Le Premier ministre désigné Saad Hariri s’est exprimé à l’issue de sa rencontre avec le Président de la République, le Général Michel Aoun, indiquant être honoré de le voir.

Saad Hariri a également indiqué qu’il se rendra à nouveau au Palais Présidentiel de Baabda ce mercredi pour évoquer avec le chef de l’état, la formation du prochain gouvernement.

Cette réunion, la première depuis plusieurs semaines déjà, semble montrer un léger réchauffement des relations entre les 2 hommes, après un différend important portant sur la nomination des ministres chrétiens du prochain cabinet.
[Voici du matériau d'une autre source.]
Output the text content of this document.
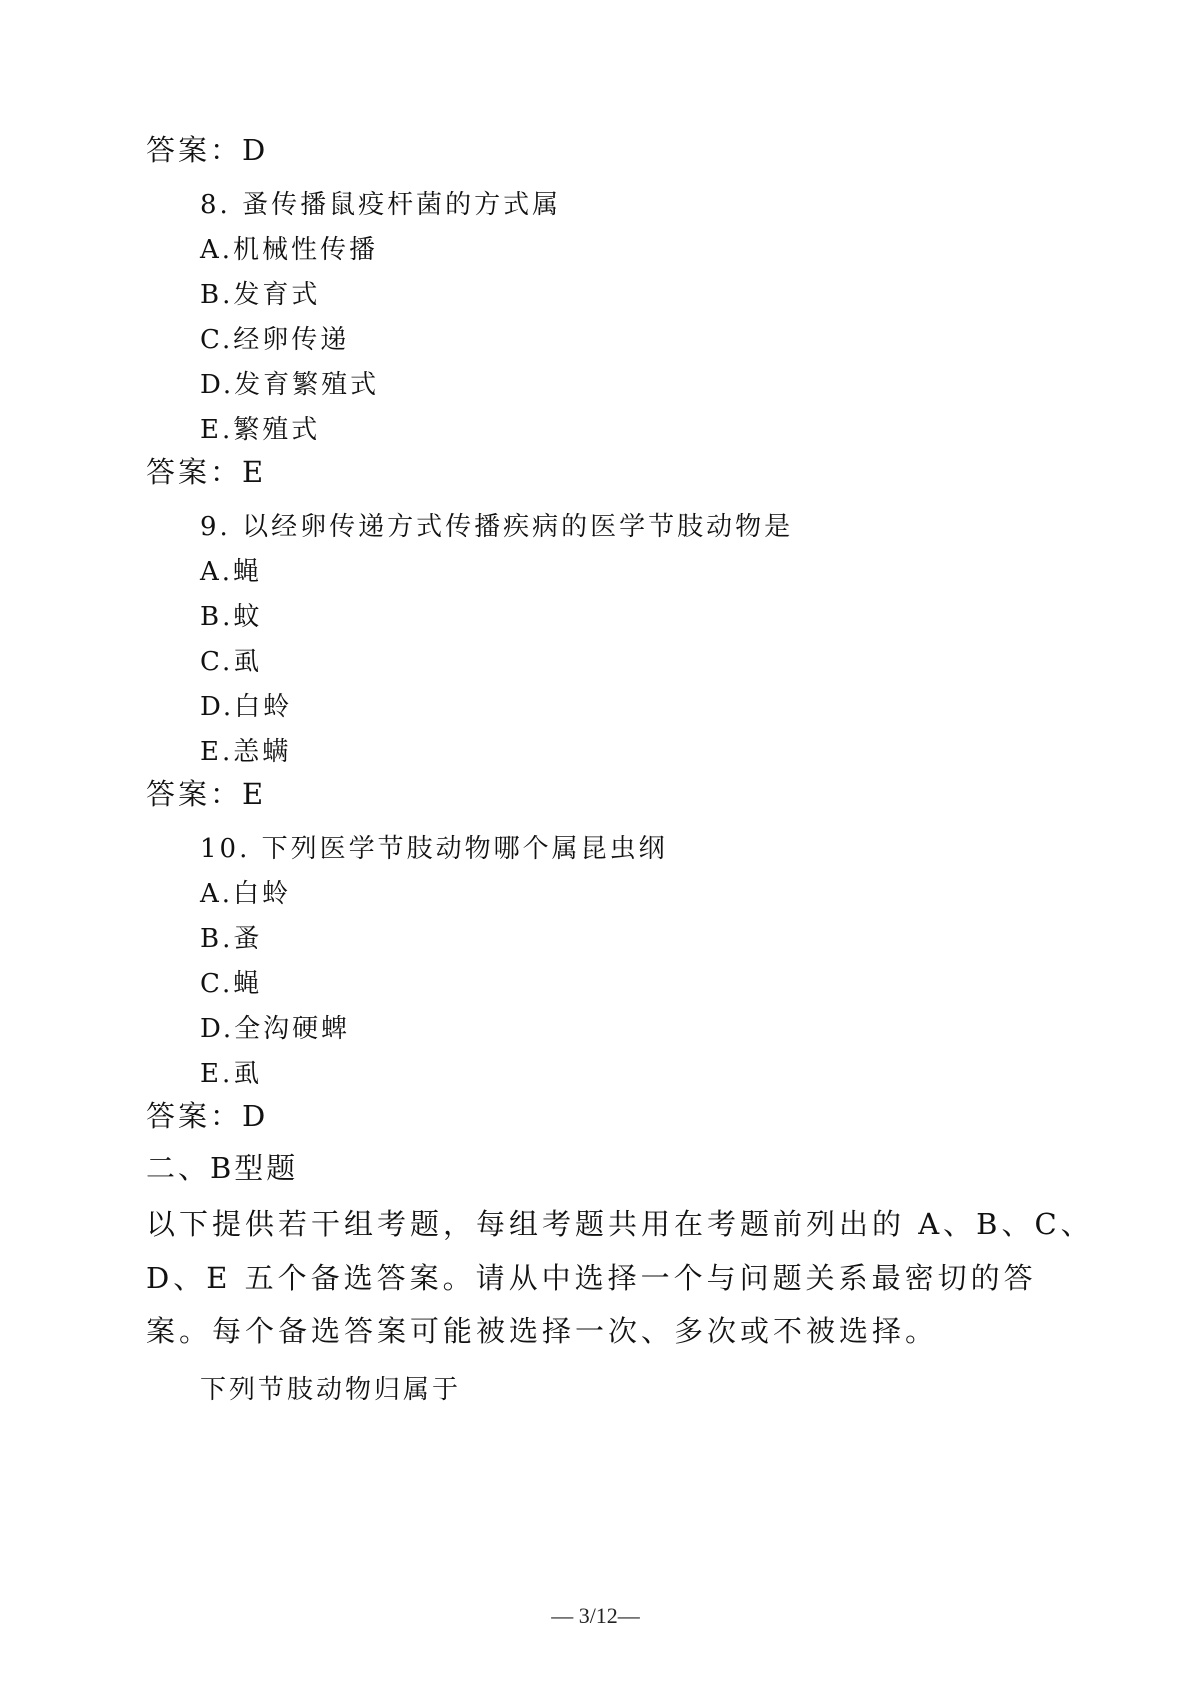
答案：D
8. 蚤传播鼠疫杆菌的方式属
A.机械性传播
B.发育式
C.经卵传递
D.发育繁殖式
E.繁殖式
答案：E
9. 以经卵传递方式传播疾病的医学节肢动物是
A.蝇
B.蚊
C.虱
D.白蛉
E.恙螨
答案：E
10. 下列医学节肢动物哪个属昆虫纲
A.白蛉
B.蚤
C.蝇
D.全沟硬蜱
E.虱
答案：D
二、B型题
以下提供若干组考题，每组考题共用在考题前列出的 A、B、C、
D、E 五个备选答案。请从中选择一个与问题关系最密切的答
案。每个备选答案可能被选择一次、多次或不被选择。
下列节肢动物归属于
— 3/12—
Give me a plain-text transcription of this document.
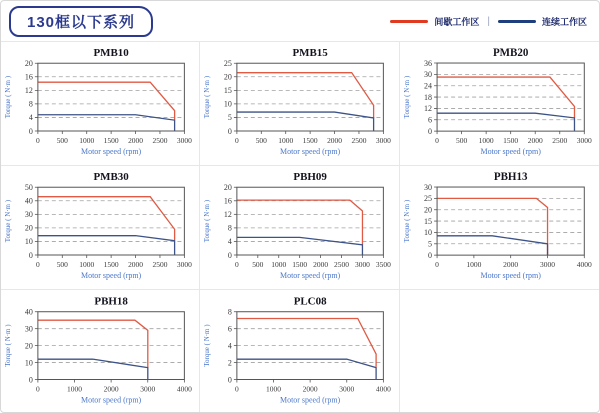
130框以下系列	间歇工作区 |	连续工作区
0
4
8
12
16
20
0 500 1000 1500 2000 2500 3000
PMB10
Motor speed (rpm)
Torque ( N·m )
0
5
10
15
20
25
0 500 1000 1500 2000 2500 3000
PMB15
Motor speed (rpm)
Torque ( N·m )
0
6
12
18
24
30
36
0 500 1000 1500 2000 2500 3000
PMB20
Motor speed (rpm)
Torque ( N·m )
0
10
20
30
40
50
0 500 1000 1500 2000 2500 3000
PMB30
Motor speed (rpm)
Torque ( N·m )
0
4
8
12
16
20
0 500 1000 1500 2000 2500 3000 3500
PBH09
Motor speed (rpm)
Torque ( N·m )
0
5
10
15
20
25
30
0	1000	2000	3000	4000
PBH13
Motor speed (rpm)
Torque ( N·m )
0
10
20
30
40
0	1000	2000	3000	4000
PBH18
Motor speed (rpm)
Torque ( N·m )
0
2
4
6
8
0	1000	2000	3000	4000
PLC08
Motor speed (rpm)
Torque ( N·m )
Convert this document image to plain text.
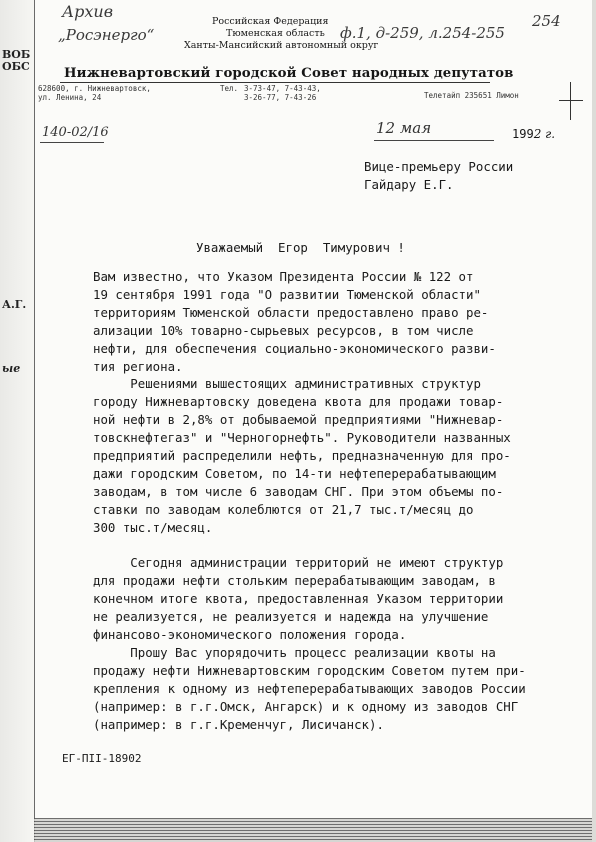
ВОБ
ОБС
А.Г.
ые
Архив
„Росэнерго“	ф.1, д-259, л.254-255
254
Российская Федерация
Тюменская область
Ханты-Мансийский автономный округ
Нижневартовский городской Совет народных депутатов
628600, г. Нижневартовск,
ул. Ленина, 24
Тел. 3-73-47, 7-43-43,
3-26-77, 7-43-26	Телетайп 235651 Лимон
140-02/16	12 мая	1992 г.
Вице-премьеру России
Гайдару Е.Г.
Уважаемый  Егор  Тимурович !
Вам известно, что Указом Президента России № 122 от
19 сентября 1991 года "О развитии Тюменской области"
территориям Тюменской области предоставлено право ре-
ализации 10% товарно-сырьевых ресурсов, в том числе
нефти, для обеспечения социально-экономического разви-
тия региона.
Решениями вышестоящих административных структур
городу Нижневартовску доведена квота для продажи товар-
ной нефти в 2,8% от добываемой предприятиями "Нижневар-
товскнефтегаз" и "Черногорнефть". Руководители названных
предприятий распределили нефть, предназначенную для про-
дажи городским Советом, по 14-ти нефтеперерабатывающим
заводам, в том числе 6 заводам СНГ. При этом объемы по-
ставки по заводам колеблются от 21,7 тыс.т/месяц до
300 тыс.т/месяц.
Сегодня администрации территорий не имеют структур
для продажи нефти стольким перерабатывающим заводам, в
конечном итоге квота, предоставленная Указом территории
не реализуется, не реализуется и надежда на улучшение
финансово-экономического положения города.
Прошу Вас упорядочить процесс реализации квоты на
продажу нефти Нижневартовским городским Советом путем при-
крепления к одному из нефтеперерабатывающих заводов России
(например: в г.г.Омск, Ангарск) и к одному из заводов СНГ
(например: в г.г.Кременчуг, Лисичанск).
ЕГ-ПII-18902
En effet, si le Hezbollah, le mouvement Amal ou encore le PSP druze et le Courant du Futur pourraient choisir les ministres issues de chaque communauté religieuse, le Premier Ministre désigné Saad Hariri, sunnite, souhaitait également nommer 7 des 9 ministres chrétiens, mettant ainsi en minorité la présidence de la république.

Le Liban est sans gouvernement depuis le 10 août dernier, après la démission du cabinet Hassan Diab suite à l’explosion du port de Beyrouth, le 4 août. Le 31 août, Mustapha Adib a été nommé Premier Ministre à l’issue des consultations parlementaires obligatoires menées par la Présidence de la République. Cependant, la formation d’un nouveau gouvernement bute sur l’attribution du ministère des finances, ministère clé pour la mise en place du programme de réformes économiques exigées par la communauté internationale et nécessaire face à la crise que traverse le Pays des Cèdres.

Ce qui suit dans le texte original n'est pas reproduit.